• Shell

Lufthansa explores global SAF supply with Shell


Photo: Shell

Representatives of Shell International Petroleum Co. Ltd. and Deutsche Lufthansa AG have signed a nonbinding memorandum of understanding (MOU) for exploring the supply of sustainable aviation fuel (SAF) by Shell to the Lufthansa Group for seven years at airports across the globe, starting in 2024.


The parties contemplate negotiating towards reaching a definitive purchase agreement with the total volume supplied reaching up to 594 million gallons.


If a definitive agreement is reached, it would be one of the most significant commercial collaborations for SAF in the aviation sector and Shell’s largest SAF commitment to date.


“I am very happy to see the relationship between Shell and the Lufthansa Group moving towards reaching our respective sustainability goals,” said Jan Toschka, president of Shell Aviation. “It is encouraging to see large flagship carriers coming to us to discuss SAF supply deals, knowing there will be a lot of things to be defined and determined at a later stage, including established price markers. SAF is the most significant way to decarbonize aviation over the decades to come. Our relationship goes beyond commercial arrangements—it is strategic and aligned regarding the view that SAF holds the key to achieving a sustainable aviation future. The potential SAF purchase agreement contemplated under the MOU, by its anticipated volume size, term period and geographic scope, is expected to be a milestone if concluded and shows the way forward for decarbonization in the aviation industry.”


Katja Kleffmann, head of fuel-management supply for Lufthansa Group, added, “We are happy to enhance our longstanding global business with Shell by signing this MOU. As an industry we have to work jointly towards making flying more sustainable and to achieve net-zero carbon emissions by 2050. Shell is very experienced with the global handling of jet fuel and that is one key element for our trust for smooth operations of sustainable aviation fuel, too.”

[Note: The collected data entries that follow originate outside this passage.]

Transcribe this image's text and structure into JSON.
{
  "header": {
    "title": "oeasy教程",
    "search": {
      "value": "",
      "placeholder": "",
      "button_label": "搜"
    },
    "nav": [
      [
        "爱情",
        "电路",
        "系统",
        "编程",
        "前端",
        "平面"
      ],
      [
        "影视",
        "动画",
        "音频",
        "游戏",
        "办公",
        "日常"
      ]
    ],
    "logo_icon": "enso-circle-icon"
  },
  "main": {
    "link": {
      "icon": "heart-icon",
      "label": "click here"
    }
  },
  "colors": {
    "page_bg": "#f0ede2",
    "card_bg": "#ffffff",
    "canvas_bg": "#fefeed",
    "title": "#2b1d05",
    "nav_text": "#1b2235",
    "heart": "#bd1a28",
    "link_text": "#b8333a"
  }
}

Unlike most SAF supply arrangements where the fuel is produced from only one technology, the potential SAF to be supplied by Shell is to be produced by up to four different approved technology pathways and a broad range of sustainable feedstocks.


The MOU contributes to Shell’s ambition of having at least 10 percent of its global aviation-fuel sales as SAF by 2030 and on the Lufthansa Group’s ambition to drive the availability, the market ramp-up and the use of SAF as a core element of its sustainability strategy. The Lufthansa Group is already the largest buyer of SAF in Europe and one of the airlines enabling its customers to report their emission reductions by an audited certificate.